After a few weeks of March rains, spring has sprung in Sicily. It is the season when nature is at its most generous and heartening, a time to take advantage of transforming some of this wonder into colourful, healthy, and nutritious dishes.
Thanks to the recent rains, now followed by sunshine and mild temperatures, there is plenty of wild asparagus to be found. This morning I went to pick them in the countryside just outside Palermo, near my home.
The marigold was shining all around me, so I thought that the bitterness of these asparagus could be softened by preparing a risotto with a marigold broth.
Then, when I opened the fridge to get the wine for the sauce, I thought it would be interesting to blend it with the Passito di Pantelleria that my friend Giovanni produces in an artisanal way on the island between Sicily and Africa.

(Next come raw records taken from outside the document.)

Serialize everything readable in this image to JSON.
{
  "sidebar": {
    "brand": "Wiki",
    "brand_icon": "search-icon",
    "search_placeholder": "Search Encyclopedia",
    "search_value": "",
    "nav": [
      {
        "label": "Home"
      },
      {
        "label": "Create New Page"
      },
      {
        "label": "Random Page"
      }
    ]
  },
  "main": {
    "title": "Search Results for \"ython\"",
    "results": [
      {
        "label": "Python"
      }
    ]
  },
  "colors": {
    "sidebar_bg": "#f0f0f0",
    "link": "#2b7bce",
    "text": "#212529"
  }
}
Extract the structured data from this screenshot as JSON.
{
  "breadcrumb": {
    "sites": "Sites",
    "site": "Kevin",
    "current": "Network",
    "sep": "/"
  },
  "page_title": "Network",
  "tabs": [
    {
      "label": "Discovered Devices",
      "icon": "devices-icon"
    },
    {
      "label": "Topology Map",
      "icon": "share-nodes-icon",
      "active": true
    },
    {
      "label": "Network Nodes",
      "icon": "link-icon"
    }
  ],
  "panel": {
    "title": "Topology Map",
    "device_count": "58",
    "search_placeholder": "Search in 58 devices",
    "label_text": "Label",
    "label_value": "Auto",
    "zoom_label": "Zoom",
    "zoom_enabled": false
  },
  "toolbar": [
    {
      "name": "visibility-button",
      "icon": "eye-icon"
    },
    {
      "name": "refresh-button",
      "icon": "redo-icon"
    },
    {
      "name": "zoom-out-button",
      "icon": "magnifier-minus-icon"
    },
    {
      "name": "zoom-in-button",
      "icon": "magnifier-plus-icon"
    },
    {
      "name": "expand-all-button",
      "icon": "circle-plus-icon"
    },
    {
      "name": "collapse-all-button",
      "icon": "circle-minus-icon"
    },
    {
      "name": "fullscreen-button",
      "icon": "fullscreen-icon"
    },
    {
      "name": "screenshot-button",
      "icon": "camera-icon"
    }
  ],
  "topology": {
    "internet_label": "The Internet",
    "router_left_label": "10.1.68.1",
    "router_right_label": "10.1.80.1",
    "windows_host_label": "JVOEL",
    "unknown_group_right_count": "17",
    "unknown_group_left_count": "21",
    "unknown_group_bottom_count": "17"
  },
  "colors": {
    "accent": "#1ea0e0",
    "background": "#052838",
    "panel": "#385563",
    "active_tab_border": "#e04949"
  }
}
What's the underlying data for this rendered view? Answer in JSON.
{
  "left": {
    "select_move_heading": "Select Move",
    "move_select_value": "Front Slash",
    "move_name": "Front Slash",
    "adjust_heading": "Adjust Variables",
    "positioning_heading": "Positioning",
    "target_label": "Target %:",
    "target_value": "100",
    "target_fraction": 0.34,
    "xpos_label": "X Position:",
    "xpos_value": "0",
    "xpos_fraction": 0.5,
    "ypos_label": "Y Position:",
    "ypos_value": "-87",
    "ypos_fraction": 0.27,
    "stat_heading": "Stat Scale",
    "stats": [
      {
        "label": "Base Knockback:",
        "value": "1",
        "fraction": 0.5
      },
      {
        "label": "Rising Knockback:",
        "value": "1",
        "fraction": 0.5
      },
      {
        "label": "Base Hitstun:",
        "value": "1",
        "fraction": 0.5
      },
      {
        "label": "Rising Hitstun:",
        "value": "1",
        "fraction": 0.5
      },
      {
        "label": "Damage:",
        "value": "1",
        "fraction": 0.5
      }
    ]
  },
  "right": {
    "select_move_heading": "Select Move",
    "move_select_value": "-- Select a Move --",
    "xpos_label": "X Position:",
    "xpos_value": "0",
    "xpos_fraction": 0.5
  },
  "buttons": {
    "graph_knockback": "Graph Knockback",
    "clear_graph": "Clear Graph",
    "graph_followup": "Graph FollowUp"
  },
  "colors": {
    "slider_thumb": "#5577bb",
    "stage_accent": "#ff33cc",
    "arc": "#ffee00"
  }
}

So I started.
I chose to cream the rice with chilled extra virgin olive oil because it is a very good, and certainly healthier, substitute for butter in the creaming process.
I also preferred to use Caciocavallo from Palermo because I am a great believer that the flavours of a place should be supported. In this case, the asparagus, with its intense flavour, allowed me to use a cheese that was spicier than Parmesan.

Ingredients for 4 people
- 400 g Carnaroli rice
- a bunch of wild asparagus (about 50 stems)
- 1 clove of unpeeled garlic
- 2 tablespoons of extra virgin olive oil
- a bunch of marigold flowers (about 25 flowers)
- a glass of Pantelleria Passito wine
- a small glass of extra virgin olive oil kept in the freezer for half an hour
- 2 tablespoons of Caciocavallo Palermitano (or parmesan cheese)
- 1 litre and a half of water for the stock
- salt to taste
Preparation methodology
Start by preparing the stock by putting the water and marigold flowers in a small saucepan with a pinch of salt and bring to the boil.
Prepare the asparagus: take the part that goes from the tip to where the asparagus breaks off effortlessly. Cut this softer part of the asparagus into 3 cm pieces and finely chop with a knife the tougher part that you had left out.
Put a clove of unpeeled garlic in a small frying pan with 2 tablespoons of olive oil. As soon as it sizzles, add the asparagus and sauté for a couple of minutes. Add a ladleful of stock and cook for 3 minutes.
Now put the rice in a Ghisanativa pot and put it on the heat, turning and checking the temperature with your knuckles. When the rice is very hot, almost red-hot, pour in the Passito and let it evaporate for a few seconds.
As soon as the alcohol smell has gone, start adding the marigold stock, keeping the rice moist but not watered down. When you have reached the desired cooking level, turn off the heat and stir in the iced oil and two tablespoons of grated cheese.
Let it rest for a couple of minutes and serve with some fresh marigold flowers.
Please note: with Ghisanativa it is important to turn off the heat a few minutes before the end of cooking because cast iron conveys a lot of heat and by letting the rice rest in the pot, the cooking continues.


Veronica Schiera
“An environmental educator in Sicily and a cooperator in Tanzania for a long time, in 2017 I began to study agri-food supply chains and became passionate about the world of cooking. Later I studied at the Gambero Rosso cookery school and decided to open a restaurant in one of the city’s old markets, the Capo, in the historic centre of Palermo, Le Angelique, in 2019 with three other female colleagues and friends, of which I am the chef. I continue to roam the woods of the island to find inspiration and keep in touch with the Planet of which I have deep respect that I pour into a careful, tasty and zero-kilometre cuisine.”